GM_Chevrolet_Bolt_Elektromobilitaet

GM hat jetzt im Werk Orion die Vorserienfertigung des Chevrolet Bolt gestartet. Bild: Chevrolet

In der Automobilindustrie wird mit Blick auf besonders wichtige Fahrzeuge gerne von „Mindchangern“ gesprochen, als Autos, die von grundsätzlicher Bedeutung sind. Gehalten wird dieses Versprechen eher selten. Zwei Autos, die aber tatsächlich das Zeug haben, Meilensteine in der Mobilitätsentwicklung zu setzen, liefern sich gerade ein Fernduell: mit dem Tesla Model 3 und dem Chevrolet Bolt laufen heiße Vorbereitungsphase auf zwei Autos, die für den Durchbruch der Elektromobilität im Massenmarkt von entscheidender Bedeutung sein können. Beide Modelle sind in der Mittelklasse angesiedelt. Entscheidender Unterschied auch beispielsweise zum BMW i3: mit Preisen zwischen 30.000 und 35.000 US-Dollar und Reichweiten von jeweils über 300 Kilometers, sind beide Fahrzeuge von der Reichweite alltagstauglich und das zu einem vertretbaren Preis.
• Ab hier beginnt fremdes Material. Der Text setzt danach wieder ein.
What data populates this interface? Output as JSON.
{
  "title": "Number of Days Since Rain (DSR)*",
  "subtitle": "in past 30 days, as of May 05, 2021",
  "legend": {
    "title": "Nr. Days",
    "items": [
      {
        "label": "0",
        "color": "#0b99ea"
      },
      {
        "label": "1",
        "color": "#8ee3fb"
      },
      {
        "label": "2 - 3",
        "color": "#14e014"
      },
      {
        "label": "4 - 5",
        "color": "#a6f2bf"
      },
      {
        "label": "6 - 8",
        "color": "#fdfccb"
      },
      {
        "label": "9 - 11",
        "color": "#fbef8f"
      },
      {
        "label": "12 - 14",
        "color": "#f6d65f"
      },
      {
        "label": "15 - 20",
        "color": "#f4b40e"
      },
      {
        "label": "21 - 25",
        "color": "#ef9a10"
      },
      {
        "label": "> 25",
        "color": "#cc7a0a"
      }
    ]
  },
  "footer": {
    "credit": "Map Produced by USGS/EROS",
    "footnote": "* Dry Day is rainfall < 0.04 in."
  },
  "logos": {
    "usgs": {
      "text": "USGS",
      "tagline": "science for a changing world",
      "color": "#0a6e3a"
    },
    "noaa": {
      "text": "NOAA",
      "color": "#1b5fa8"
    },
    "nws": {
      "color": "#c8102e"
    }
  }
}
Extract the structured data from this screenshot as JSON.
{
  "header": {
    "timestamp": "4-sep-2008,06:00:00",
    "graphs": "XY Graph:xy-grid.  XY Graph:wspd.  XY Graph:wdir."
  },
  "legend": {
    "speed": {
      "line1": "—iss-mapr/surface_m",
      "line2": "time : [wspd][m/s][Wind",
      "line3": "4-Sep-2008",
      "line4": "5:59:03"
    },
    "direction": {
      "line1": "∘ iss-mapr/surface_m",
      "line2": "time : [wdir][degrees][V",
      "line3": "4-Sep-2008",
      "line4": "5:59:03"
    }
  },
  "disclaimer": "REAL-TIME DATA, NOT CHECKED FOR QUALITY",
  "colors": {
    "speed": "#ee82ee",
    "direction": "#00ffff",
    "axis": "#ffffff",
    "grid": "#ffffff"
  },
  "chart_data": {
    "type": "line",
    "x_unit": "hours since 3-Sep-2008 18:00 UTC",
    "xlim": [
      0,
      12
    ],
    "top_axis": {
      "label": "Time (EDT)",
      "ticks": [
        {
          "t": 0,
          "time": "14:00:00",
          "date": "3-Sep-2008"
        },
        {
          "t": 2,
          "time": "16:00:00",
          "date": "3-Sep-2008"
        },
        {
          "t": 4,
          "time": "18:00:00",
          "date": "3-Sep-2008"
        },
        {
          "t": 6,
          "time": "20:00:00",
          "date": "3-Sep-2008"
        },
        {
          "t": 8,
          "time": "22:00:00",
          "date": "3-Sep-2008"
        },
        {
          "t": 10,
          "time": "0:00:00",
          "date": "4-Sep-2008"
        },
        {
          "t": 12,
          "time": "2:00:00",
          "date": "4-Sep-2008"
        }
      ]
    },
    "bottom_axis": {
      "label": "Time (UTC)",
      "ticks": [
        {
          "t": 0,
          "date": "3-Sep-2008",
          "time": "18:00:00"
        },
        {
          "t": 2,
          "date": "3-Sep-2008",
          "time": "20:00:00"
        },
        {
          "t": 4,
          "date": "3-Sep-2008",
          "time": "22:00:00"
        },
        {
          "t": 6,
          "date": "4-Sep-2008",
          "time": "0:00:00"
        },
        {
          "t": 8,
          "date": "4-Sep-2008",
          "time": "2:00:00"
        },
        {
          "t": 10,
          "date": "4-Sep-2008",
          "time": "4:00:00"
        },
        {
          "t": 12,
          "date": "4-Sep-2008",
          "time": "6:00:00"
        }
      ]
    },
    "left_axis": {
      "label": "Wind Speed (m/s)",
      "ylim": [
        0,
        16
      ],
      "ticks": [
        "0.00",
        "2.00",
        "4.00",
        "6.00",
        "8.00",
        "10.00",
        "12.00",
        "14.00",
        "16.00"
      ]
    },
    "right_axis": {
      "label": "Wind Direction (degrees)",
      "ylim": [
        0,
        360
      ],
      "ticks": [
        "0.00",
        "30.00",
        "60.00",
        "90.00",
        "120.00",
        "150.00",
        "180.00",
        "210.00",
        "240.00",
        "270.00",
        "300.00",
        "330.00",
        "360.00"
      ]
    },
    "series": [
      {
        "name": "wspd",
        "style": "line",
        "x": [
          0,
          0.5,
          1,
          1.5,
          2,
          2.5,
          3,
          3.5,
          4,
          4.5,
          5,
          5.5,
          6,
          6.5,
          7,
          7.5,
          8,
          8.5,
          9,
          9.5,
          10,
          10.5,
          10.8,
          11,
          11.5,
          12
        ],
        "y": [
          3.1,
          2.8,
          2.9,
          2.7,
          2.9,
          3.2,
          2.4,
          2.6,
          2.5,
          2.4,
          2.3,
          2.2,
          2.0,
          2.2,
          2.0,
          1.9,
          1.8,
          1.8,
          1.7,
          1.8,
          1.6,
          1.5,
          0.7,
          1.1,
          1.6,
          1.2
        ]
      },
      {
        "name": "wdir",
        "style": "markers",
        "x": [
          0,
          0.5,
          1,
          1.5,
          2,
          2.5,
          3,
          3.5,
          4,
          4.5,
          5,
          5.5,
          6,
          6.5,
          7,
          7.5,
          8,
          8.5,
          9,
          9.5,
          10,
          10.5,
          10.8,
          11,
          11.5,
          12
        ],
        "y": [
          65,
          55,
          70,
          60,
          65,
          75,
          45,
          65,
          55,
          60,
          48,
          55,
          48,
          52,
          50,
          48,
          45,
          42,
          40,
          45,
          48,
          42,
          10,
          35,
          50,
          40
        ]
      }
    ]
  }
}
Fernduell der E-Hoffnungsträger

Dabei ist GM mit dem Chevrolet Bolt, der 2017 als Opel Ampera E nach Europa kommen soll, einen Schritt voraus – genauer gesagt ein Jahr. Während Tesla derzeit den Spannungsbogen auf die Vorstellung des Model 3 am 31. März hochfährt und im Netz die Autogemeinde mit Häppchen auf sein erstes Volumenmodell anfüttert, hat Chevrolet im GM-Werk Orion/ Michigan die Vorserienfertigung des Stromers gestartet. Man befinde sich in einer weiteren wichtigen Phase bei der Entwicklung des Autos, hieß es von GM. Nachdem die bisherigen Bolt-Modelle in Einzelfertigung von Hand hergestellt wurden, geht es nun ans Feintuning der Serienproduktion. Der eigentliche Produktionsstart soll im Herbst 2016 erfolgen. Tesla seinerseits hat die Serienfertigung des Model 3 für Ende 2017 adressiert.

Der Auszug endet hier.